Le chien à son pépère (toi, tu écrirais mémère, mais bon...)

Bon.

Faut pas que je te monte un mur des lamentations pour le plaisir d'une guerre faussement juive.

Faut pas que je vire pathétique, hermétique à la légèreté, jeune vieux désenchanté, désabusé par les illusions et les paradis perdus.

Faut pas que j’égare l'ersatz de ma dignité, drapé soyeux, made in Korea et par conséquent aussi bon marché que de mauvaise qualité, en tapinant ces lignes de mes bouts d'âme. Car il est clair que la police de (mauvais) caractères ne m'arrachera pas de ce bitume-ci... Et cependant...

Je ne sais si tu es l'objet de telles conversations dans ton jeune quotidien, mais ce que nous avons échangé hier, ce que je t'ai dit, et même la plupart du temps écrit, c'était cadeau pour offrande que de te les donner. Il n'est pas dans mes cordes, celles qui m'enchaînent à mes inhibitions, mes interdits, de sombrer dans la confidence, la larme à l’œil, le trouble faste, luxueux, les trémolos, les silences susurrés, ces confidences d'affreuses banalités pour un immortel lambda mais d'une cruauté de diamant pour un novice introverti.
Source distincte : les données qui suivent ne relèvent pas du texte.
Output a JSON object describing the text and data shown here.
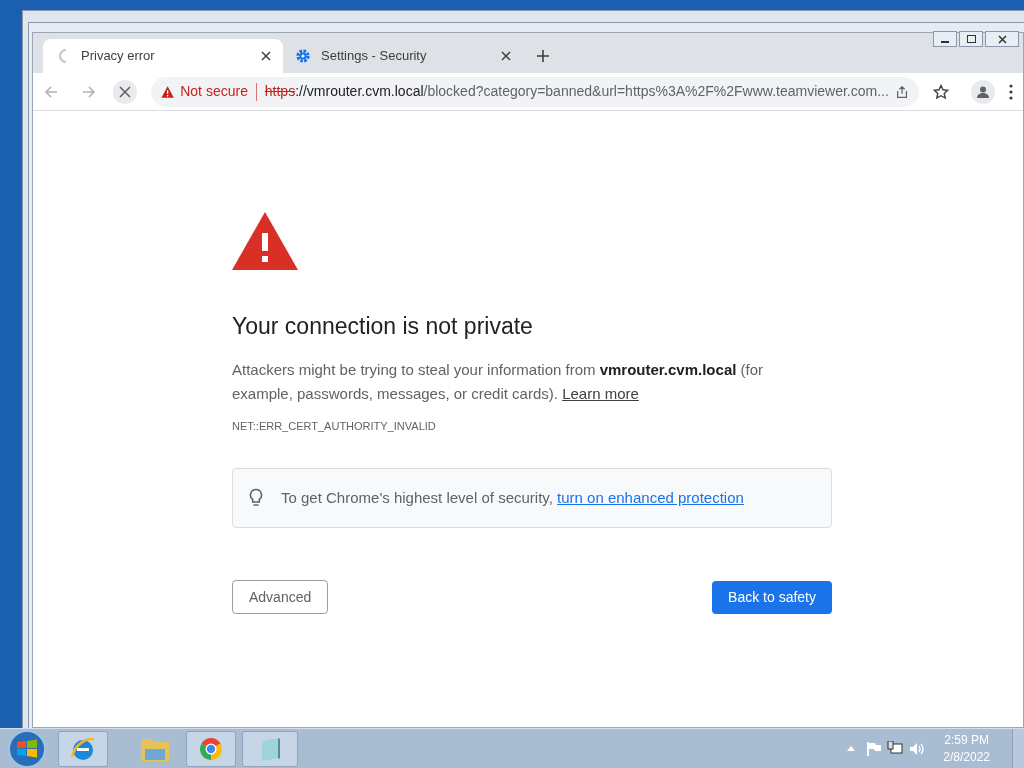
{
  "tabs": [
    {
      "title": "Privacy error",
      "kind": "loading",
      "selected": true
    },
    {
      "title": "Settings - Security",
      "kind": "settings",
      "selected": false
    }
  ],
  "address_bar": {
    "security_label": "Not secure",
    "scheme": "https",
    "host": "://vmrouter.cvm.local",
    "path": "/blocked?category=banned&url=https%3A%2F%2Fwww.teamviewer.com..."
  },
  "page": {
    "heading": "Your connection is not private",
    "message": "Attackers might be trying to steal your information from **vmrouter.cvm.local** (for example, passwords, messages, or credit cards).",
    "learn_more": "Learn more",
    "error_code": "NET::ERR_CERT_AUTHORITY_INVALID",
    "tip": "To get Chrome's highest level of security,",
    "tip_link": "turn on enhanced protection",
    "advanced_button": "Advanced",
    "back_button": "Back to safety"
  },
  "taskbar": {
    "time": "2:59 PM",
    "date": "2/8/2022"
  }
}
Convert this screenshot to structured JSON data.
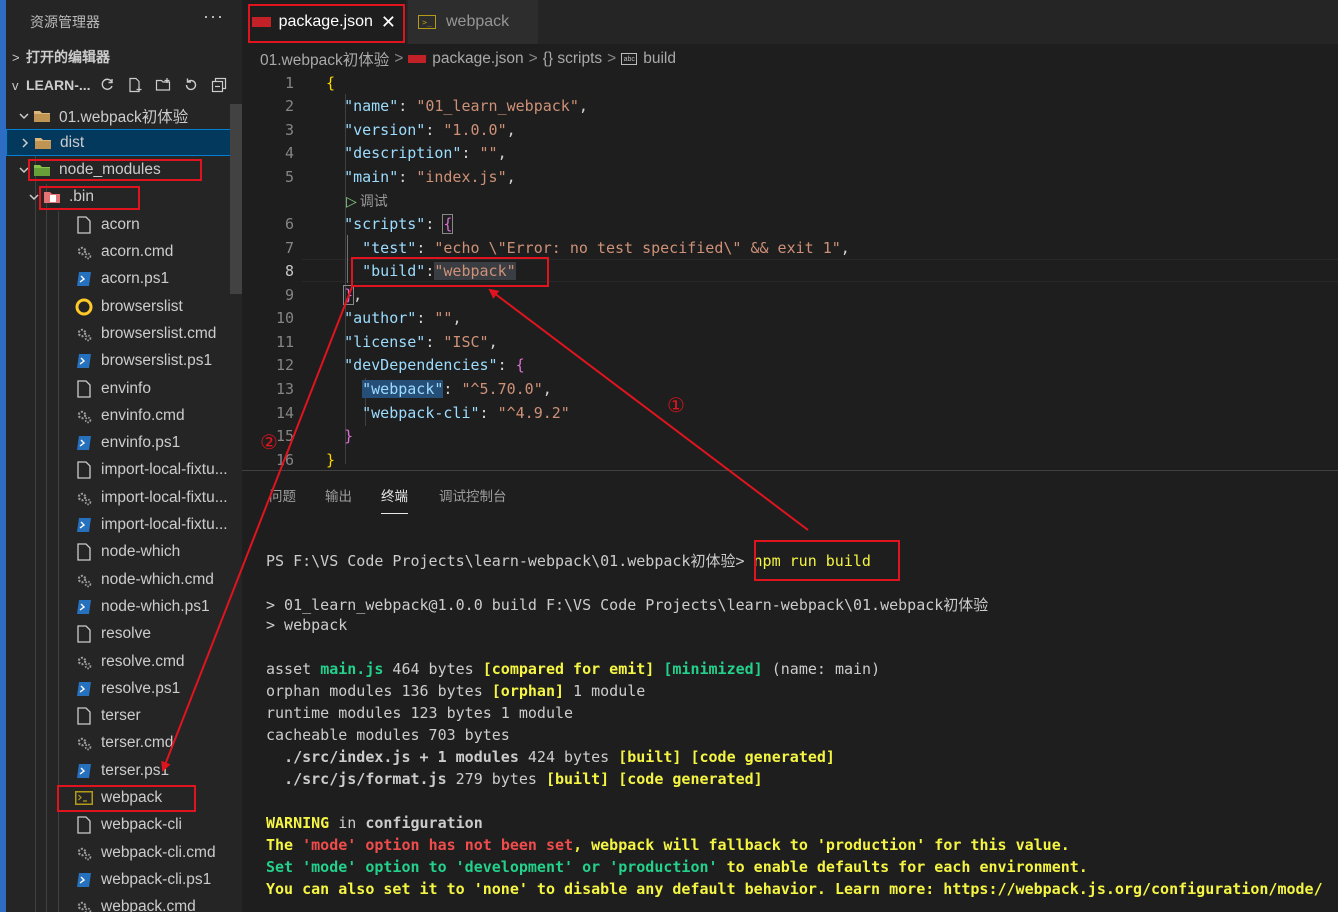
{
  "sidebar": {
    "title": "资源管理器",
    "more": "···",
    "open_editors": "打开的编辑器",
    "workspace": "LEARN-...",
    "tree": [
      {
        "label": "01.webpack初体验",
        "icon": "folder-icon",
        "chev": "v"
      },
      {
        "label": "dist",
        "icon": "folder-icon",
        "chev": ">"
      },
      {
        "label": "node_modules",
        "icon": "folder-node-icon",
        "chev": "v"
      },
      {
        "label": ".bin",
        "icon": "folder-bin-icon",
        "chev": "v"
      },
      {
        "label": "acorn",
        "icon": "file-icon"
      },
      {
        "label": "acorn.cmd",
        "icon": "gear-icon"
      },
      {
        "label": "acorn.ps1",
        "icon": "powershell-icon"
      },
      {
        "label": "browserslist",
        "icon": "browserslist-icon"
      },
      {
        "label": "browserslist.cmd",
        "icon": "gear-icon"
      },
      {
        "label": "browserslist.ps1",
        "icon": "powershell-icon"
      },
      {
        "label": "envinfo",
        "icon": "file-icon"
      },
      {
        "label": "envinfo.cmd",
        "icon": "gear-icon"
      },
      {
        "label": "envinfo.ps1",
        "icon": "powershell-icon"
      },
      {
        "label": "import-local-fixtu...",
        "icon": "file-icon"
      },
      {
        "label": "import-local-fixtu...",
        "icon": "gear-icon"
      },
      {
        "label": "import-local-fixtu...",
        "icon": "powershell-icon"
      },
      {
        "label": "node-which",
        "icon": "file-icon"
      },
      {
        "label": "node-which.cmd",
        "icon": "gear-icon"
      },
      {
        "label": "node-which.ps1",
        "icon": "powershell-icon"
      },
      {
        "label": "resolve",
        "icon": "file-icon"
      },
      {
        "label": "resolve.cmd",
        "icon": "gear-icon"
      },
      {
        "label": "resolve.ps1",
        "icon": "powershell-icon"
      },
      {
        "label": "terser",
        "icon": "file-icon"
      },
      {
        "label": "terser.cmd",
        "icon": "gear-icon"
      },
      {
        "label": "terser.ps1",
        "icon": "powershell-icon"
      },
      {
        "label": "webpack",
        "icon": "terminal-file-icon"
      },
      {
        "label": "webpack-cli",
        "icon": "file-icon"
      },
      {
        "label": "webpack-cli.cmd",
        "icon": "gear-icon"
      },
      {
        "label": "webpack-cli.ps1",
        "icon": "powershell-icon"
      },
      {
        "label": "webpack.cmd",
        "icon": "gear-icon"
      }
    ]
  },
  "tabs": [
    {
      "label": "package.json",
      "icon": "npm-icon",
      "close": "✕"
    },
    {
      "label": "webpack",
      "icon": "terminal-file-icon"
    }
  ],
  "breadcrumb": [
    "01.webpack初体验",
    "package.json",
    "{} scripts",
    "build"
  ],
  "editor": {
    "codelens": "调试",
    "line_numbers": [
      "1",
      "2",
      "3",
      "4",
      "5",
      "6",
      "7",
      "8",
      "9",
      "10",
      "11",
      "12",
      "13",
      "14",
      "15",
      "16"
    ],
    "current_line": "8"
  },
  "panel": {
    "tabs": [
      "问题",
      "输出",
      "终端",
      "调试控制台"
    ],
    "active_tab": "终端"
  },
  "terminal": {
    "prompt": "PS F:\\VS Code Projects\\learn-webpack\\01.webpack初体验> ",
    "command": "npm run build",
    "line_run": "> 01_learn_webpack@1.0.0 build F:\\VS Code Projects\\learn-webpack\\01.webpack初体验",
    "line_webpack": "> webpack"
  },
  "annotations": {
    "marker1": "①",
    "marker2": "②"
  },
  "colors": {
    "annotation_red": "#e0141e",
    "selection": "#04395e",
    "accent": "#007fd4"
  }
}
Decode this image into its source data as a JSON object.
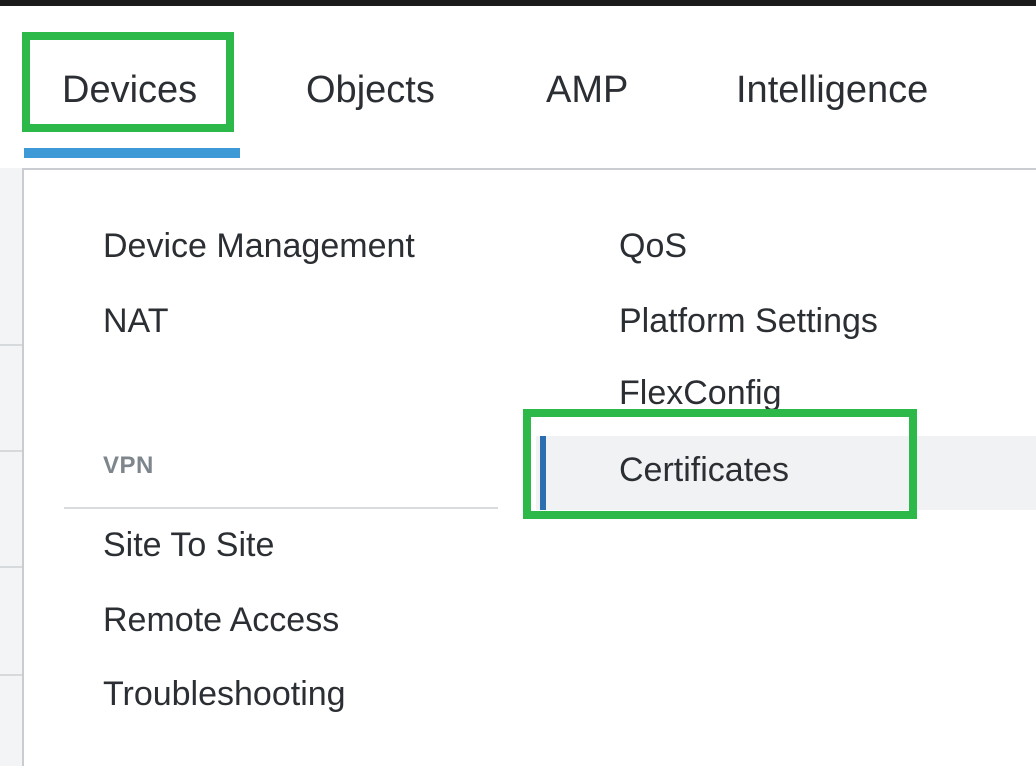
{
  "nav": {
    "items": [
      "Devices",
      "Objects",
      "AMP",
      "Intelligence"
    ],
    "active": "Devices"
  },
  "menu": {
    "col1": [
      "Device Management",
      "NAT"
    ],
    "vpn_section_title": "VPN",
    "vpn_items": [
      "Site To Site",
      "Remote Access",
      "Troubleshooting"
    ],
    "col2": [
      "QoS",
      "Platform Settings",
      "FlexConfig",
      "Certificates"
    ]
  },
  "colors": {
    "highlight": "#2db84a",
    "active_underline": "#3d9ad6",
    "selected_bar": "#2c6fb0"
  }
}
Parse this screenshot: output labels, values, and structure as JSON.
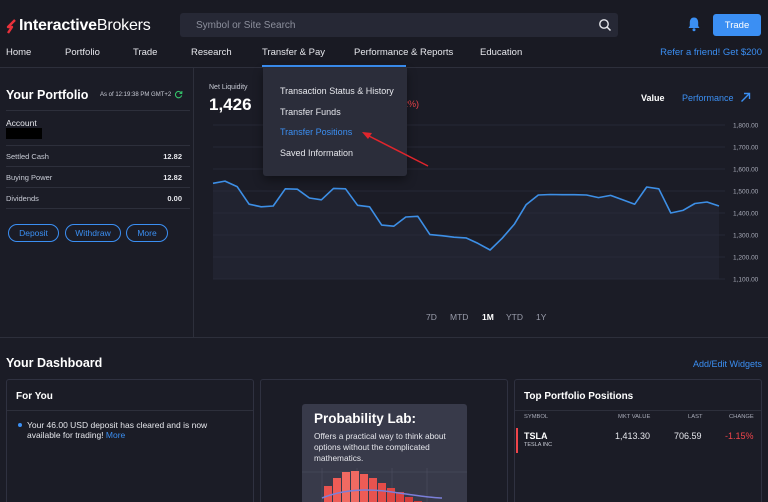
{
  "brand": {
    "name_bold": "Interactive",
    "name_regular": "Brokers"
  },
  "search": {
    "placeholder": "Symbol or Site Search"
  },
  "header": {
    "trade_label": "Trade",
    "refer_label": "Refer a friend! Get $200"
  },
  "nav": {
    "items": [
      "Home",
      "Portfolio",
      "Trade",
      "Research",
      "Transfer & Pay",
      "Performance & Reports",
      "Education"
    ],
    "active": "Transfer & Pay"
  },
  "dropdown": {
    "items": [
      "Transaction Status & History",
      "Transfer Funds",
      "Transfer Positions",
      "Saved Information"
    ],
    "highlighted": "Transfer Positions"
  },
  "portfolio": {
    "title": "Your Portfolio",
    "as_of": "As of 12:19:38 PM GMT+2",
    "account_label": "Account",
    "rows": [
      {
        "label": "Settled Cash",
        "value": "12.82"
      },
      {
        "label": "Buying Power",
        "value": "12.82"
      },
      {
        "label": "Dividends",
        "value": "0.00"
      }
    ],
    "buttons": [
      "Deposit",
      "Withdraw",
      "More"
    ]
  },
  "summary": {
    "net_liquidity_label": "Net Liquidity",
    "net_liquidity_value": "1,426",
    "partial_label": "0",
    "partial_change": "2%)",
    "toggle_value": "Value",
    "toggle_performance": "Performance"
  },
  "chart_data": {
    "type": "line",
    "yticks": [
      "1,800.00",
      "1,700.00",
      "1,600.00",
      "1,500.00",
      "1,400.00",
      "1,300.00",
      "1,200.00",
      "1,100.00"
    ],
    "ylim": [
      1100,
      1800
    ],
    "series": [
      {
        "values": [
          1535,
          1545,
          1520,
          1440,
          1428,
          1432,
          1510,
          1508,
          1468,
          1460,
          1512,
          1510,
          1435,
          1428,
          1345,
          1340,
          1382,
          1385,
          1302,
          1297,
          1290,
          1287,
          1262,
          1232,
          1285,
          1348,
          1438,
          1482,
          1484,
          1483,
          1483,
          1482,
          1470,
          1480,
          1460,
          1440,
          1518,
          1510,
          1400,
          1412,
          1443,
          1450,
          1432
        ]
      }
    ],
    "color": "#3d8fe6",
    "ranges": [
      "7D",
      "MTD",
      "1M",
      "YTD",
      "1Y"
    ],
    "active_range": "1M"
  },
  "dashboard": {
    "title": "Your Dashboard",
    "edit_label": "Add/Edit Widgets",
    "for_you": {
      "title": "For You",
      "message": "Your 46.00 USD deposit has cleared and is now available for trading!",
      "more": "More"
    },
    "probability_lab": {
      "title": "Probability Lab:",
      "description": "Offers a practical way to think about options without the complicated mathematics."
    },
    "top_positions": {
      "title": "Top Portfolio Positions",
      "headers": [
        "SYMBOL",
        "MKT VALUE",
        "LAST",
        "CHANGE"
      ],
      "rows": [
        {
          "symbol": "TSLA",
          "name": "TESLA INC",
          "mkt_value": "1,413.30",
          "last": "706.59",
          "change": "-1.15%"
        }
      ]
    }
  },
  "colors": {
    "accent": "#3b8ff3",
    "negative": "#f0454b",
    "background": "#1b1c26"
  }
}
Diamant, parce que j'y tiens, c'est mon histoire, la (dé)construction de ma personnalité, le fiasco magnifique d'une réussite annoncée évaporée par je ne sais quelle diabolique négligence ! Et cruauté car je n'accouche pas nécessairement du fond de mon être de ce genre de déclarations sentimentales, sentimentales au sens noble, pas miséreuses. Car pour enfanter, il faut avoir été séduit par un charme, avoir accepté que quelque chose pénètre en soi et laisser fertiliser son terrain, un jour d'ovulation plus ou moins réceptif... La métaphore est peut-être un peu triviale, je ne trouve plus les mots justes, je suis sous l'emprise de mes drogues, pardonne-moi, mais je crois tenir l'idée.

Ce que j'ai avoué, mais le mot "aveu" me semble déplacé, connoté bien trop négativement, je ne sombre pas dans un crime, je le revendique. Comment pourrait-il en être autrement ? Je connais trop l'inertie de mon cœur, celle de mon corps aussi, pour ne point pouvoir identifier le sursaut de vie, l'émoi en moi, et moi et moi. Je suis assurément un débutant en matières de cœur, hétéro, "hétéroflexible" ou "bipolarisé" (j'aime bien ces mots de toi, ils sont drôles !), je n'ai pas grand chose à apporter là dessus, seulement ma dévotion, mes derniers espoirs de vie urgente, mon regard sur ce que je tolère spontanément et ce que je ne puis supporter. C'est certes peu, mais c'est encore une fois sincère. Pas d'expérience pour moi autre que binaire donc, mais une tête suffisamment honnête pour retrouver les joies, les affres, les amours (presque) insouciantes et les quasi haines en kit que le cœur emballe, déballe, cadeaux divers, remerciements et autres reproches aussi injustes que bien placés. Et ainsi, parfois pour toi, un jour peut-être, comme un poison dans Lo, je suppose.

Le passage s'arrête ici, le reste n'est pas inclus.